We can refer to their specific and customized docs with defined acces via roles or groups.
## Technical choices: What is in ?
### For content
- Static content generated via [mdbook](https://rust-lang.github.io/mdBook/) modified version to support **multi-books**
- [mdBook Tera preprocessor](https://github.com/avitex/mdbook-tera) to replace **urlbase prefix**
### For server
#### Main elements / dependencies
- Rust programming language with [Tokio](https://tokio.rs/) and [Axum](https://github.com/tokio-rs/axum) as web application framework for his ergonomics and modularity.
- [clap](https://github.com/clap-rs/clap) as command line argument parser for main settings and options.
- [serde](https://serde.rs/) to load config settings into **data structs**.
- [tracing](https://github.com/tokio-rs/tracing) application level tracing.
- [Tera](https://keats.github.io/tera/) templating engine to customize web server responses in case like login access, etc.
- [Casbin](https://casbin.org/) as authorization library to define policies and access to resources.
- [PASETO](https://paseto.io) Platform-Agnostic SEcurity TOkens used via own small developed library **pasetoken** with customized private and public keys.
#### Users credentials and access
- [sqlx](https://github.com/launchbadge/sqlx) for user and access store to support several **SQL** database engines.
- [argon2](https://github.com/RustCrypto/password-hashes/tree/master/argon2) for password hashing.
- [zxcvbn](https://github.com/shssoichiro/zxcvbn-rs) for password strength control.
- [totp-rs](https://github.com/constantoine/totp-rs) for 2FA authentication tokens per TOTP.
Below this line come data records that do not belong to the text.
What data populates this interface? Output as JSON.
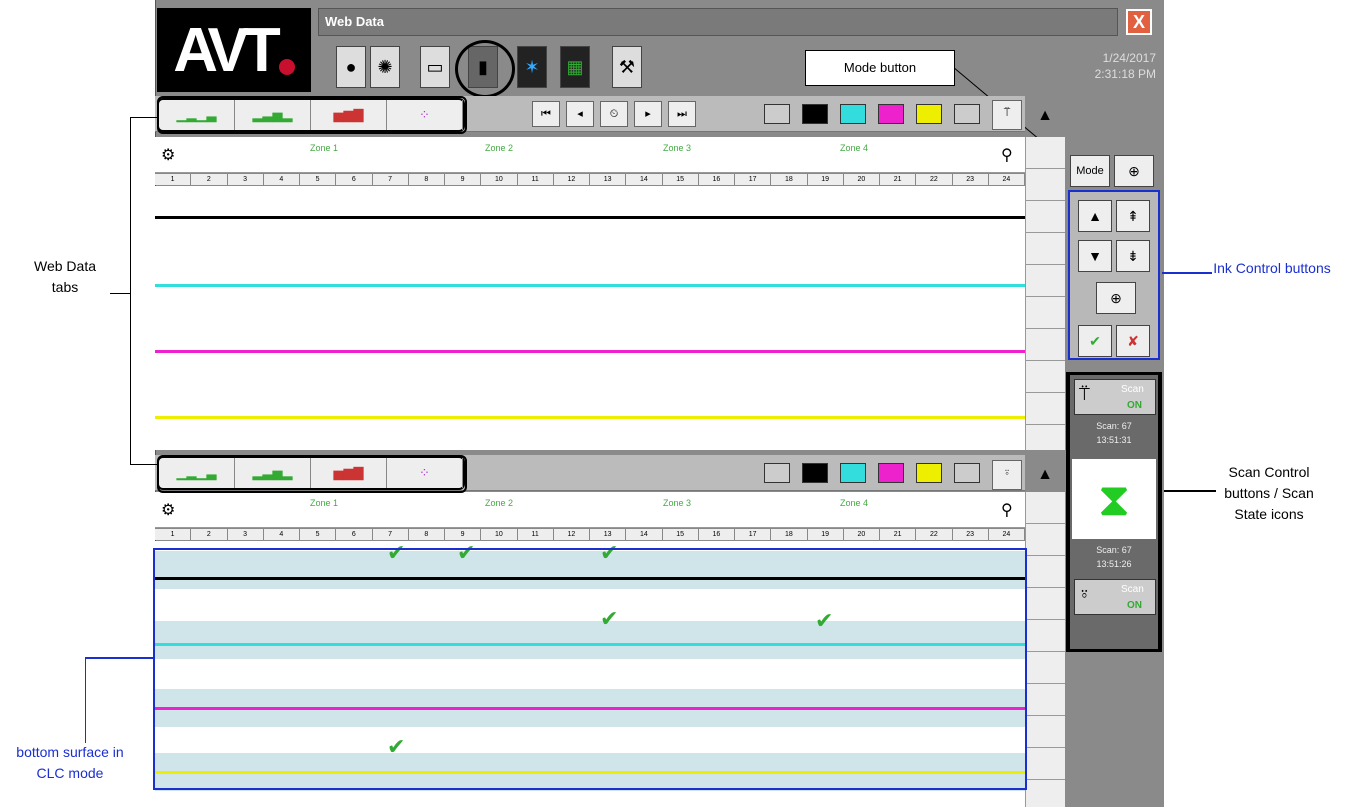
{
  "window": {
    "title": "Web Data",
    "close_label": "X",
    "date": "1/24/2017",
    "time": "2:31:18 PM"
  },
  "logo": "AVT",
  "callouts": {
    "mode_button": "Mode button",
    "web_data_tabs": "Web Data tabs",
    "ink_control": "Ink Control buttons",
    "scan_control": "Scan Control buttons / Scan State icons",
    "bottom_surface": "bottom surface in CLC mode"
  },
  "toolbar": {
    "icons": [
      "colors-icon",
      "settings-icon",
      "window-icon",
      "web-data-icon",
      "graph-icon",
      "display-icon",
      "tools-icon"
    ]
  },
  "tabs": [
    "profile-tab",
    "bars-tab",
    "histogram-tab",
    "color-dots-tab"
  ],
  "nav": {
    "first": "⏮",
    "prev": "◂",
    "clock": "⏲",
    "next": "▸",
    "last": "⏭"
  },
  "swatches": [
    "#cccccc",
    "#000000",
    "#33dddd",
    "#ee22cc",
    "#eeee00",
    "#cccccc"
  ],
  "zones": [
    "Zone 1",
    "Zone 2",
    "Zone 3",
    "Zone 4"
  ],
  "columns": [
    "1",
    "2",
    "3",
    "4",
    "5",
    "6",
    "7",
    "8",
    "9",
    "10",
    "11",
    "12",
    "13",
    "14",
    "15",
    "16",
    "17",
    "18",
    "19",
    "20",
    "21",
    "22",
    "23",
    "24"
  ],
  "mode": {
    "label": "Mode"
  },
  "scan": {
    "top_label": "Scan",
    "top_state": "ON",
    "top_scan": "Scan: 67",
    "top_time": "13:51:31",
    "bottom_scan": "Scan: 67",
    "bottom_time": "13:51:26",
    "bottom_label": "Scan",
    "bottom_state": "ON"
  }
}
- [openidconnet](https://github.com/ramosbugs/openidconnect-rs) for OpenID connections.
- [lettre](https://github.com/lettre/lettre) A mailer library to send credentials to user.
#### Sessions handling
- [tower](https://github.com/tower-rs/tower) to handle cookies in web sever resquests and responses.
- [rand - chacha](https://github.com/rust-random/rand) for random generators for encryption keys.
- [sqlx](https://github.com/launchbadge/sqlx) option backend for sessions in async mode.
- A **FileStore** option has been developed as alternative for session persistence belong to by default **memStore** with no disk pesistence.